The Question
What about the people who came to my father's office
For hearing aids and glasses—chatting with him sometimes
A few extra minutes while I swept up in the back,
Addressed packages, cleaned the machines; if he was busy
I might sell them batteries, or tend to their questions:
The tall overloud old man with a tilted, ironic smirk
To cover the gaps in his hearing; a woman who hummed one
Prolonged note constantly, we called he “the hummer”—how
Could her white fat husband (he looked like Rev. Peale)
Bear hearing it day and night? And others: a coquettish old lady
In a bandeau, a European. She worked for refugees who ran
Gift shops or booths on the boardwalk in the summer;
She must have lived in winter on Social Security. One man
Always greeted my father in Masonic gestures and codes.

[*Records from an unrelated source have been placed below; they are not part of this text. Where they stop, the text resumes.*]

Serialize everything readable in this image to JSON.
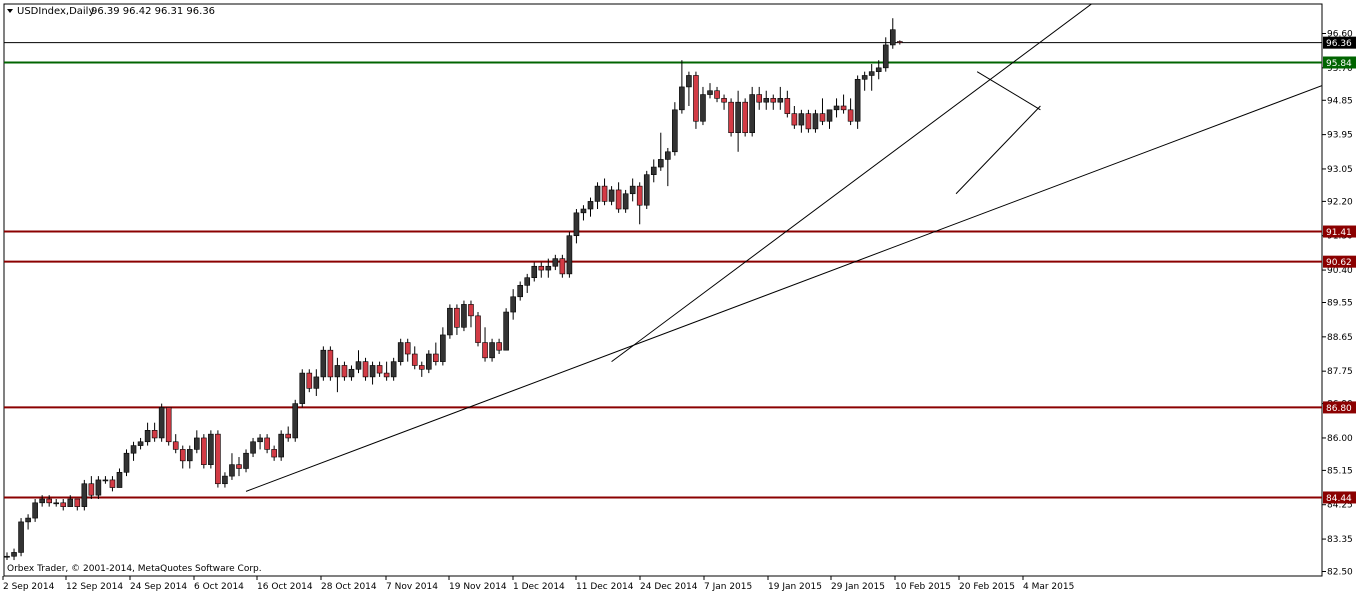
{
  "chart_data": {
    "type": "candlestick",
    "symbol": "USDIndex,Daily",
    "ohlc_readout": "96.39 96.42 96.31 96.36",
    "copyright": "Orbex Trader, © 2001-2014, MetaQuotes Software Corp.",
    "ylim": [
      82.37,
      97.0
    ],
    "y_ticks": [
      "96.60",
      "95.70",
      "94.85",
      "93.95",
      "93.05",
      "92.20",
      "91.30",
      "90.40",
      "89.55",
      "88.65",
      "87.75",
      "86.90",
      "86.00",
      "85.15",
      "84.25",
      "83.35",
      "82.50"
    ],
    "x_ticks": [
      "2 Sep 2014",
      "12 Sep 2014",
      "24 Sep 2014",
      "6 Oct 2014",
      "16 Oct 2014",
      "28 Oct 2014",
      "7 Nov 2014",
      "19 Nov 2014",
      "1 Dec 2014",
      "11 Dec 2014",
      "24 Dec 2014",
      "7 Jan 2015",
      "19 Jan 2015",
      "29 Jan 2015",
      "10 Feb 2015",
      "20 Feb 2015",
      "4 Mar 2015"
    ],
    "current_price": {
      "value": 96.36,
      "label": "96.36",
      "color": "#000000"
    },
    "levels": [
      {
        "value": 95.84,
        "label": "95.84",
        "color": "#006400"
      },
      {
        "value": 91.41,
        "label": "91.41",
        "color": "#8b0000"
      },
      {
        "value": 90.62,
        "label": "90.62",
        "color": "#8b0000"
      },
      {
        "value": 86.8,
        "label": "86.80",
        "color": "#8b0000"
      },
      {
        "value": 84.44,
        "label": "84.44",
        "color": "#8b0000"
      }
    ],
    "trendlines": [
      {
        "from": [
          34,
          84.6
        ],
        "to": [
          188,
          95.3
        ]
      },
      {
        "from": [
          86,
          88.0
        ],
        "to": [
          153,
          97.2
        ]
      },
      {
        "from": [
          135,
          92.4
        ],
        "to": [
          147,
          94.7
        ]
      },
      {
        "from": [
          138,
          95.6
        ],
        "to": [
          147,
          94.6
        ]
      }
    ],
    "colors": {
      "bull": "#333333",
      "bear": "#d33b45",
      "wick": "#000000"
    },
    "candles": [
      [
        82.9,
        83.0,
        82.8,
        82.9
      ],
      [
        82.9,
        83.1,
        82.8,
        83.0
      ],
      [
        83.0,
        83.9,
        82.9,
        83.8
      ],
      [
        83.8,
        84.0,
        83.6,
        83.9
      ],
      [
        83.9,
        84.4,
        83.8,
        84.3
      ],
      [
        84.3,
        84.5,
        84.2,
        84.4
      ],
      [
        84.4,
        84.5,
        84.2,
        84.3
      ],
      [
        84.3,
        84.4,
        84.2,
        84.3
      ],
      [
        84.3,
        84.4,
        84.1,
        84.2
      ],
      [
        84.2,
        84.5,
        84.2,
        84.4
      ],
      [
        84.4,
        84.4,
        84.1,
        84.2
      ],
      [
        84.2,
        84.9,
        84.1,
        84.8
      ],
      [
        84.8,
        85.0,
        84.4,
        84.5
      ],
      [
        84.5,
        85.0,
        84.4,
        84.9
      ],
      [
        84.9,
        85.0,
        84.8,
        84.9
      ],
      [
        84.9,
        85.0,
        84.6,
        84.7
      ],
      [
        84.7,
        85.2,
        84.7,
        85.1
      ],
      [
        85.1,
        85.7,
        85.0,
        85.6
      ],
      [
        85.6,
        85.9,
        85.4,
        85.8
      ],
      [
        85.8,
        86.0,
        85.7,
        85.9
      ],
      [
        85.9,
        86.4,
        85.8,
        86.2
      ],
      [
        86.2,
        86.4,
        85.9,
        86.0
      ],
      [
        86.0,
        86.9,
        85.9,
        86.8
      ],
      [
        86.8,
        86.8,
        85.8,
        85.9
      ],
      [
        85.9,
        86.1,
        85.6,
        85.7
      ],
      [
        85.7,
        85.8,
        85.2,
        85.4
      ],
      [
        85.4,
        85.8,
        85.2,
        85.7
      ],
      [
        85.7,
        86.2,
        85.6,
        86.0
      ],
      [
        86.0,
        86.1,
        85.2,
        85.3
      ],
      [
        85.3,
        86.2,
        85.2,
        86.1
      ],
      [
        86.1,
        86.2,
        84.7,
        84.8
      ],
      [
        84.8,
        85.1,
        84.7,
        85.0
      ],
      [
        85.0,
        85.6,
        84.9,
        85.3
      ],
      [
        85.3,
        85.5,
        85.0,
        85.2
      ],
      [
        85.2,
        85.7,
        85.1,
        85.6
      ],
      [
        85.6,
        86.0,
        85.5,
        85.9
      ],
      [
        85.9,
        86.1,
        85.7,
        86.0
      ],
      [
        86.0,
        86.1,
        85.6,
        85.7
      ],
      [
        85.7,
        85.8,
        85.4,
        85.5
      ],
      [
        85.5,
        86.2,
        85.4,
        86.1
      ],
      [
        86.1,
        86.3,
        85.9,
        86.0
      ],
      [
        86.0,
        87.0,
        85.9,
        86.9
      ],
      [
        86.9,
        87.8,
        86.8,
        87.7
      ],
      [
        87.7,
        87.8,
        87.2,
        87.3
      ],
      [
        87.3,
        87.8,
        87.1,
        87.6
      ],
      [
        87.6,
        88.4,
        87.5,
        88.3
      ],
      [
        88.3,
        88.4,
        87.5,
        87.6
      ],
      [
        87.6,
        88.1,
        87.2,
        87.9
      ],
      [
        87.9,
        88.0,
        87.5,
        87.6
      ],
      [
        87.6,
        87.9,
        87.5,
        87.8
      ],
      [
        87.8,
        88.3,
        87.7,
        88.0
      ],
      [
        88.0,
        88.1,
        87.5,
        87.6
      ],
      [
        87.6,
        88.0,
        87.4,
        87.9
      ],
      [
        87.9,
        88.0,
        87.6,
        87.7
      ],
      [
        87.7,
        88.0,
        87.5,
        87.6
      ],
      [
        87.6,
        88.1,
        87.5,
        88.0
      ],
      [
        88.0,
        88.6,
        87.9,
        88.5
      ],
      [
        88.5,
        88.6,
        88.0,
        88.2
      ],
      [
        88.2,
        88.4,
        87.8,
        87.9
      ],
      [
        87.9,
        88.0,
        87.6,
        87.8
      ],
      [
        87.8,
        88.3,
        87.7,
        88.2
      ],
      [
        88.2,
        88.5,
        87.9,
        88.0
      ],
      [
        88.0,
        88.9,
        87.9,
        88.7
      ],
      [
        88.7,
        89.5,
        88.6,
        89.4
      ],
      [
        89.4,
        89.5,
        88.7,
        88.9
      ],
      [
        88.9,
        89.6,
        88.8,
        89.5
      ],
      [
        89.5,
        89.6,
        88.9,
        89.2
      ],
      [
        89.2,
        89.3,
        88.4,
        88.5
      ],
      [
        88.5,
        88.9,
        88.0,
        88.1
      ],
      [
        88.1,
        88.6,
        88.0,
        88.5
      ],
      [
        88.5,
        88.6,
        88.2,
        88.3
      ],
      [
        88.3,
        89.4,
        88.3,
        89.3
      ],
      [
        89.3,
        89.9,
        89.1,
        89.7
      ],
      [
        89.7,
        90.1,
        89.6,
        90.0
      ],
      [
        90.0,
        90.3,
        89.8,
        90.2
      ],
      [
        90.2,
        90.6,
        90.1,
        90.5
      ],
      [
        90.5,
        90.6,
        90.2,
        90.4
      ],
      [
        90.4,
        90.7,
        90.2,
        90.5
      ],
      [
        90.5,
        90.8,
        90.4,
        90.7
      ],
      [
        90.7,
        90.8,
        90.2,
        90.3
      ],
      [
        90.3,
        91.4,
        90.2,
        91.3
      ],
      [
        91.3,
        92.0,
        91.1,
        91.9
      ],
      [
        91.9,
        92.1,
        91.7,
        92.0
      ],
      [
        92.0,
        92.3,
        91.8,
        92.2
      ],
      [
        92.2,
        92.7,
        92.0,
        92.6
      ],
      [
        92.6,
        92.8,
        92.1,
        92.2
      ],
      [
        92.2,
        92.6,
        92.1,
        92.5
      ],
      [
        92.5,
        92.7,
        91.9,
        92.0
      ],
      [
        92.0,
        92.5,
        91.9,
        92.4
      ],
      [
        92.4,
        92.8,
        92.2,
        92.6
      ],
      [
        92.6,
        92.7,
        91.6,
        92.1
      ],
      [
        92.1,
        93.0,
        92.0,
        92.9
      ],
      [
        92.9,
        93.3,
        92.7,
        93.1
      ],
      [
        93.1,
        94.0,
        93.0,
        93.3
      ],
      [
        93.3,
        93.6,
        92.6,
        93.5
      ],
      [
        93.5,
        94.8,
        93.4,
        94.6
      ],
      [
        94.6,
        95.9,
        94.5,
        95.2
      ],
      [
        95.2,
        95.6,
        94.7,
        95.5
      ],
      [
        95.5,
        95.6,
        94.1,
        94.3
      ],
      [
        94.3,
        95.2,
        94.2,
        95.0
      ],
      [
        95.0,
        95.3,
        94.9,
        95.1
      ],
      [
        95.1,
        95.2,
        94.8,
        94.9
      ],
      [
        94.9,
        95.0,
        94.6,
        94.8
      ],
      [
        94.8,
        94.9,
        93.9,
        94.0
      ],
      [
        94.0,
        95.1,
        93.5,
        94.8
      ],
      [
        94.8,
        94.9,
        93.9,
        94.0
      ],
      [
        94.0,
        95.2,
        93.9,
        95.0
      ],
      [
        95.0,
        95.2,
        94.6,
        94.8
      ],
      [
        94.8,
        95.1,
        94.6,
        94.9
      ],
      [
        94.9,
        95.0,
        94.6,
        94.8
      ],
      [
        94.8,
        95.2,
        94.6,
        94.9
      ],
      [
        94.9,
        95.1,
        94.4,
        94.5
      ],
      [
        94.5,
        94.7,
        94.1,
        94.2
      ],
      [
        94.2,
        94.6,
        94.0,
        94.5
      ],
      [
        94.5,
        94.6,
        94.0,
        94.1
      ],
      [
        94.1,
        94.6,
        94.0,
        94.5
      ],
      [
        94.5,
        94.9,
        94.2,
        94.3
      ],
      [
        94.3,
        94.6,
        94.1,
        94.6
      ],
      [
        94.6,
        94.9,
        94.4,
        94.7
      ],
      [
        94.7,
        95.0,
        94.5,
        94.6
      ],
      [
        94.6,
        94.9,
        94.2,
        94.3
      ],
      [
        94.3,
        95.5,
        94.1,
        95.4
      ],
      [
        95.4,
        95.6,
        95.1,
        95.5
      ],
      [
        95.5,
        95.8,
        95.1,
        95.6
      ],
      [
        95.6,
        95.9,
        95.4,
        95.7
      ],
      [
        95.7,
        96.5,
        95.6,
        96.3
      ],
      [
        96.3,
        97.0,
        96.2,
        96.7
      ],
      [
        96.39,
        96.42,
        96.31,
        96.36
      ]
    ]
  }
}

Why do I want them to be treated tenderly by the world, now
Long after they must have slipped from it one way or another,
While I was dawdling through school at that moment—or driving,
Reading, talking to Ellen. Why this new superfluous caring?
I want for them not to have died in awful pain, friendless.
Though many of the living are starving, I still pray for these,
Dead, mostly anonymous (but Mr. Monk, Mrs. Rose Vogel)
And barely remembered: that they had a little extra, something
For pleasure, a good meal, a book or a decent television set.
Of whom do I pray this rubbery, low-class charity? I saw
An expert today, a nun—wearing a regular skirt and blouse,
But the hood or headress navy and white around her plain
Probably Irish face, older than me by five or ten years.
The post office clerk told her he couldn't break a twenty
So she got change next door and came back to send her package.
As I came out she was driving off—with an air, it seemed to me,
Of annoying, demure good cheer, as if the reasonableness
of change, mail, cars, clothes was a pleasure in itself; veiled
And dumb like the girls I thought enjoyed the rules too much
In grade school. She might have been a grade school teacher;
But she reminded me of being there, aside from that—as a name
And person there, a Mary or John who learns that the janitor
Is Mr. Woodhouse; the principal is Mr. Ringleven; the secretary
In the office is Mrs. Apostolacus; the bus driver is Ray.